Ainda que cheguemos à Eucaristia apenas depois de tentar entender, de presenciar a caridade em ação, é através dela que vivemos a caridade em sua plenitude. É a Eucaristia que nos impulsiona à vida em Cristo. É o sacrifício do Cordeiro, o amor de Deus, operando um milagre em nossas vidas. Acredite para se abrir à Eucaristia! Tudo fará sentido em sua vida.
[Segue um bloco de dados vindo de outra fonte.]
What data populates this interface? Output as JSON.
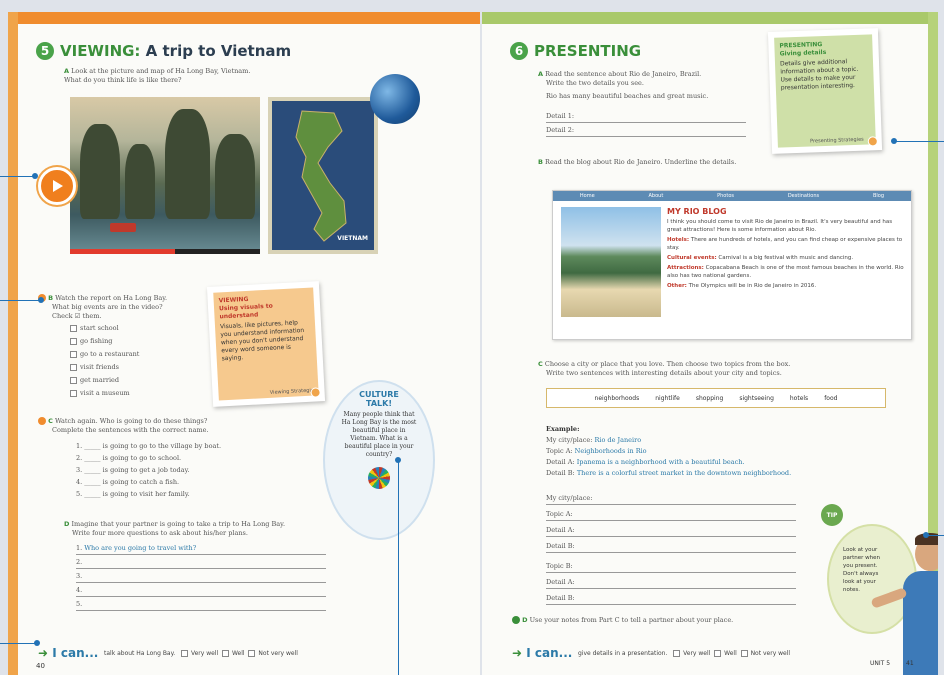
{
  "left": {
    "viewing": {
      "number": "5",
      "title_strong": "VIEWING:",
      "title_rest": "A trip to Vietnam",
      "a_letter": "A",
      "a_text1": "Look at the picture and map of Ha Long Bay, Vietnam.",
      "a_text2": "What do you think life is like there?",
      "map_label": "VIETNAM"
    },
    "b": {
      "letter": "B",
      "text1": "Watch the report on Ha Long Bay.",
      "text2": "What big events are in the video?",
      "text3": "Check ☑ them.",
      "items": [
        "start school",
        "go fishing",
        "go to a restaurant",
        "visit friends",
        "get married",
        "visit a museum"
      ]
    },
    "viewing_note": {
      "heading": "VIEWING",
      "subheading": "Using visuals to understand",
      "body": "Visuals, like pictures, help you understand information when you don't understand every word someone is saying.",
      "footer": "Viewing Strategies"
    },
    "c": {
      "letter": "C",
      "text1": "Watch again. Who is going to do these things?",
      "text2": "Complete the sentences with the correct name.",
      "items": [
        "1. _____ is going to go to the village by boat.",
        "2. _____ is going to go to school.",
        "3. _____ is going to get a job today.",
        "4. _____ is going to catch a fish.",
        "5. _____ is going to visit her family."
      ]
    },
    "culture": {
      "title1": "CULTURE",
      "title2": "TALK!",
      "body": "Many people think that Ha Long Bay is the most beautiful place in Vietnam. What is a beautiful place in your country?"
    },
    "d": {
      "letter": "D",
      "text1": "Imagine that your partner is going to take a trip to Ha Long Bay.",
      "text2": "Write four more questions to ask about his/her plans.",
      "example": "Who are you going to travel with?",
      "nums": [
        "1.",
        "2.",
        "3.",
        "4.",
        "5."
      ]
    },
    "ican": {
      "label": "I can...",
      "text": "talk about Ha Long Bay.",
      "opts": [
        "Very well",
        "Well",
        "Not very well"
      ]
    },
    "page_number": "40"
  },
  "right": {
    "presenting": {
      "number": "6",
      "title": "PRESENTING",
      "a_letter": "A",
      "a_text1": "Read the sentence about Rio de Janeiro, Brazil.",
      "a_text2": "Write the two details you see.",
      "a_sentence": "Rio has many beautiful beaches and great music.",
      "detail1": "Detail 1:",
      "detail2": "Detail 2:"
    },
    "presenting_note": {
      "heading": "PRESENTING",
      "subheading": "Giving details",
      "body": "Details give additional information about a topic. Use details to make your presentation interesting.",
      "footer": "Presenting Strategies"
    },
    "b": {
      "letter": "B",
      "text": "Read the blog about Rio de Janeiro. Underline the details."
    },
    "blog": {
      "nav": [
        "Home",
        "About",
        "Photos",
        "Destinations",
        "Blog"
      ],
      "title": "MY RIO BLOG",
      "intro": "I think you should come to visit Rio de Janeiro in Brazil. It's very beautiful and has great attractions! Here is some information about Rio.",
      "hotels_label": "Hotels:",
      "hotels": "There are hundreds of hotels, and you can find cheap or expensive places to stay.",
      "cultural_label": "Cultural events:",
      "cultural": "Carnival is a big festival with music and dancing.",
      "attractions_label": "Attractions:",
      "attractions": "Copacabana Beach is one of the most famous beaches in the world. Rio also has two national gardens.",
      "other_label": "Other:",
      "other": "The Olympics will be in Rio de Janeiro in 2016."
    },
    "c": {
      "letter": "C",
      "text1": "Choose a city or place that you love. Then choose two topics from the box.",
      "text2": "Write two sentences with interesting details about your city and topics.",
      "topics": [
        "neighborhoods",
        "nightlife",
        "shopping",
        "sightseeing",
        "hotels",
        "food"
      ],
      "example_label": "Example:",
      "ex_city_label": "My city/place:",
      "ex_city": "Rio de Janeiro",
      "ex_topic_label": "Topic A:",
      "ex_topic": "Neighborhoods in Rio",
      "ex_detail_a_label": "Detail A:",
      "ex_detail_a": "Ipanema is a neighborhood with a beautiful beach.",
      "ex_detail_b_label": "Detail B:",
      "ex_detail_b": "There is a colorful street market in the downtown neighborhood.",
      "blank_labels": [
        "My city/place:",
        "Topic A:",
        "Detail A:",
        "Detail B:",
        "Topic B:",
        "Detail A:",
        "Detail B:"
      ]
    },
    "tip": {
      "heading": "TIP",
      "body": "Look at your partner when you present. Don't always look at your notes."
    },
    "d": {
      "letter": "D",
      "text": "Use your notes from Part C to tell a partner about your place."
    },
    "ican": {
      "label": "I can...",
      "text": "give details in a presentation.",
      "opts": [
        "Very well",
        "Well",
        "Not very well"
      ]
    },
    "unit": "UNIT 5",
    "page_number": "41"
  },
  "colors": {
    "orange": "#f08c2e",
    "green": "#3a8f3a",
    "lime": "#a9c96a",
    "callout": "#2272b6"
  }
}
Por que a Eucaristia como centro da vivência cristã e expressão máxima da caridade? Porque a Eucaristia é o começo da caridade; é exemplo do amor máximo de Cristo; é a fé que, embora mistério em sua totalidade, é capaz de agir e se mostrar amor agora. Por fim, a Eucaristia é a plenitude que viveremos em sua totalidade na outra vida. É o amor de Cristo aqui, agora, e no futuro no céu! É, literalmente, o melhor dos dois mundos! É a expressão da caridade como amor do Cordeiro em seu sacrifício salvífico, e a comunhão com a plenitude divina na salvação.

Santo Ambrósio sustentou seus argumentos frente à maior mente do seu tempo (ou de todos os tempos), Santo Agostinho. Mas foi sua santidade e fé que operaram o maior milagre de todos: transformar um pecador em um santo. Um caminho aberto a todos nós. Basta que mudemos nossas prioridades, retirando da noção para o real; dos argumentos para o exemplo de fé e santidade; do teórico para o amor em ação que é a vivência cristã.

Como disse Santo Ambrósio, não foi por causa da lógica que Deus resolveu salvar Seu povo. Foi por amor! É pela demonstração de fé, espiritual e prática, que os corações são tocados! Isso não é um convite para que você pare de estudar e de fazer apologética, mas para que você seja a apologética em ação! Seu exemplo será muito melhor do que o que sai da sua boca. É um esforço, uma prática, uma vivência que vale a sua alma e a do seu próximo.

Precisamos do sustento dos sacramentos quando parece que não encontramos mais amor no mundo. São eles que te dirão para continuar e para ser exemplo mesmo quando você só encontra injustiça. É o seu exemplo que mudará o mundo, como todo santo fez e assim entendeu.

Que Santo Ambrósio e todo santo de Deus possa nos animar a buscar e crer para acreditar! Nada mais pode converter o mundo senão o amor de Cristo em nossas vidas. É a nossa única salvação!